To quantify the difference Ray made in the world, we’d have to listen to every episode of the Bible Project podcast, watch every video they’ve produced, and read every article they’ve published. After all, Tim Mackie and Jon Collins and their team are simply carrying on exactly what Ray taught us all to do in his Bible Study Methods class—slow down, observe the text closely, notice literary design patterns, and express the message of a book on a chart that fits on a single page. We’d have to check with every person who has ever accessed their content to see how it has shaped and encouraged them. We’ve have to find every person who has read his book on how to read the Bible and every person who has translated Ray’s teaching into languages all over the world.
To measure Ray’s influence, we’d have to find all the young people who came to his World Seen events and ask all his interns what it meant to them to pour their energy into a world-class program with his mentoring. We’d have to sit around the dinner tables of who-knows-how-many families as they read the Scriptures together. We’d have to listen in on the homeschool lessons his students have given to their children. We’d have to read the books his students wrote or edited.

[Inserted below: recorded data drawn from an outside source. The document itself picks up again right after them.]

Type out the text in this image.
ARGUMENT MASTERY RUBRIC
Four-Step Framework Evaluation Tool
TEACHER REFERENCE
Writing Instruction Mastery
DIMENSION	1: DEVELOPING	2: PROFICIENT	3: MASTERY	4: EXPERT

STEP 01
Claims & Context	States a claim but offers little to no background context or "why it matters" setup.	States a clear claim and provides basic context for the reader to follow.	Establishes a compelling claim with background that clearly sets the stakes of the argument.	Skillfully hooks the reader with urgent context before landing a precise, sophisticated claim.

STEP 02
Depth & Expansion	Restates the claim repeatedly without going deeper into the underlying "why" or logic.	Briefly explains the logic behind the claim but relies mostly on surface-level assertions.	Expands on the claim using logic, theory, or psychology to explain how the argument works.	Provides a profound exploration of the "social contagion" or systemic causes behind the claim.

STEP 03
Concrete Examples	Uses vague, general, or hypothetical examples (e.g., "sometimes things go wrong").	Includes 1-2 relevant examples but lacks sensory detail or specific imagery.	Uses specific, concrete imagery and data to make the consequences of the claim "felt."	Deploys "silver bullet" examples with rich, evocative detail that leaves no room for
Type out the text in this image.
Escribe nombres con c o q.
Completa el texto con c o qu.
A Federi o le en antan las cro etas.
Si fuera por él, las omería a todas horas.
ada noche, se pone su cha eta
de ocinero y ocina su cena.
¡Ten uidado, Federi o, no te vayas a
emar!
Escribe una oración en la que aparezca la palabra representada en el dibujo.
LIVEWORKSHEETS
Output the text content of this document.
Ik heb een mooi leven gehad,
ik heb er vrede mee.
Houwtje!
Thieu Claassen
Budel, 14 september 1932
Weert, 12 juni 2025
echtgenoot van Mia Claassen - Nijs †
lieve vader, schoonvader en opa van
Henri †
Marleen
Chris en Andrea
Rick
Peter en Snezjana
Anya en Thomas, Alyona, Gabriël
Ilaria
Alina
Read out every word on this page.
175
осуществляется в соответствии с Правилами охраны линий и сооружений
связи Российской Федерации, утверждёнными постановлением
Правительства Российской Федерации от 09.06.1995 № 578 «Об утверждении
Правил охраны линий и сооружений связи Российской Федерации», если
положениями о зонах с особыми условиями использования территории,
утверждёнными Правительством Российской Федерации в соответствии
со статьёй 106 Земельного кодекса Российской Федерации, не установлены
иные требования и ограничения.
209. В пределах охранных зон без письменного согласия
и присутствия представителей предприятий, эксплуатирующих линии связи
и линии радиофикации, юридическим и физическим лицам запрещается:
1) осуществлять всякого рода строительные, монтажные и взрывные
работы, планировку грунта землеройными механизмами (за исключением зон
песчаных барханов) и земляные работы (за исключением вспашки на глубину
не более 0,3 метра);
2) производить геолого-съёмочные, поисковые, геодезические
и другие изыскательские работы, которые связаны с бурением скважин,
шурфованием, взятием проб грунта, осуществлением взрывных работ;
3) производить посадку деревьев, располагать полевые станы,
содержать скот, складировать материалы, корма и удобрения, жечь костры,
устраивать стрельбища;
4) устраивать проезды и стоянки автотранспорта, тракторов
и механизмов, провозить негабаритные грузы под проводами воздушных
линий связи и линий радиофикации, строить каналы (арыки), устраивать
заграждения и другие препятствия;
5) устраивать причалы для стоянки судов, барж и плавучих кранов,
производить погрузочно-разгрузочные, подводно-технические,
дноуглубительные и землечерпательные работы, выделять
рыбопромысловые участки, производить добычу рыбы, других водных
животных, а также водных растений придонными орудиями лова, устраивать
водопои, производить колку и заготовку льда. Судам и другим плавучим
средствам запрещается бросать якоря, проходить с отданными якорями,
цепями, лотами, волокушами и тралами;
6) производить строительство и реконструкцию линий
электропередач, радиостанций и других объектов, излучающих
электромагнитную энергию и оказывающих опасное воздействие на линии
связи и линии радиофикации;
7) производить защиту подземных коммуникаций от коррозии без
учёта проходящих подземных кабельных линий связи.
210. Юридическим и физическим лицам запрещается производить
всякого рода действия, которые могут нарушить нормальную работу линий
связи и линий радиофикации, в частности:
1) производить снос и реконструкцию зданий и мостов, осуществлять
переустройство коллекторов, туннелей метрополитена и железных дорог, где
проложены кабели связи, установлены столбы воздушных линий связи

Most importantly, we’d have to measure the shift in a generation of souls who decided that faithfulness was worth it because they watched his life and knew his family and savored his teaching.
We’ll never know what the world will be like without Ray because that world will never exist. The world we have is the world where the ripple effects of his teaching and mentoring ministry will reverberate as long as the church endures.
We have the world that we have because Ray brought his whole self to it, investing whole-heartedly until his heart had no more to give.
A bout with cancer before I knew him left him with lingering heart issues. Five years ago, we almost lost him. Since then, he’s been sowing as many seeds as possible on borrowed time. This weekend, his heart had enough.
Into the Lengthening Light
Ray is basking in the light of his Savior while the rest of us stare into the darkness. He now knows fully what we only know in part—the weight of God’s perfect love, the complete satisfaction of union with him, the unbounded joy of new creation life. Ray is tasting the meal he promised was coming and dancing on streets of gold in the New Jerusalem. Perhaps he’s already having coffee with Moses or the apostle Peter or his colleague, David Needham or his mentor, John Sailhamer or Multnomah’s founder, John Mitchell. He might be eating cottage cheese with mandarin oranges—the lunch of champions. Either way, they’ll have enough to talk about to keep them busy until the rest of us join in.
From here on out, our nights get shorter and our days stretch incrementally longer until we soak in the fullness of God’s presence alongside Ray and Karl and all who’ve gone before, whole and together again.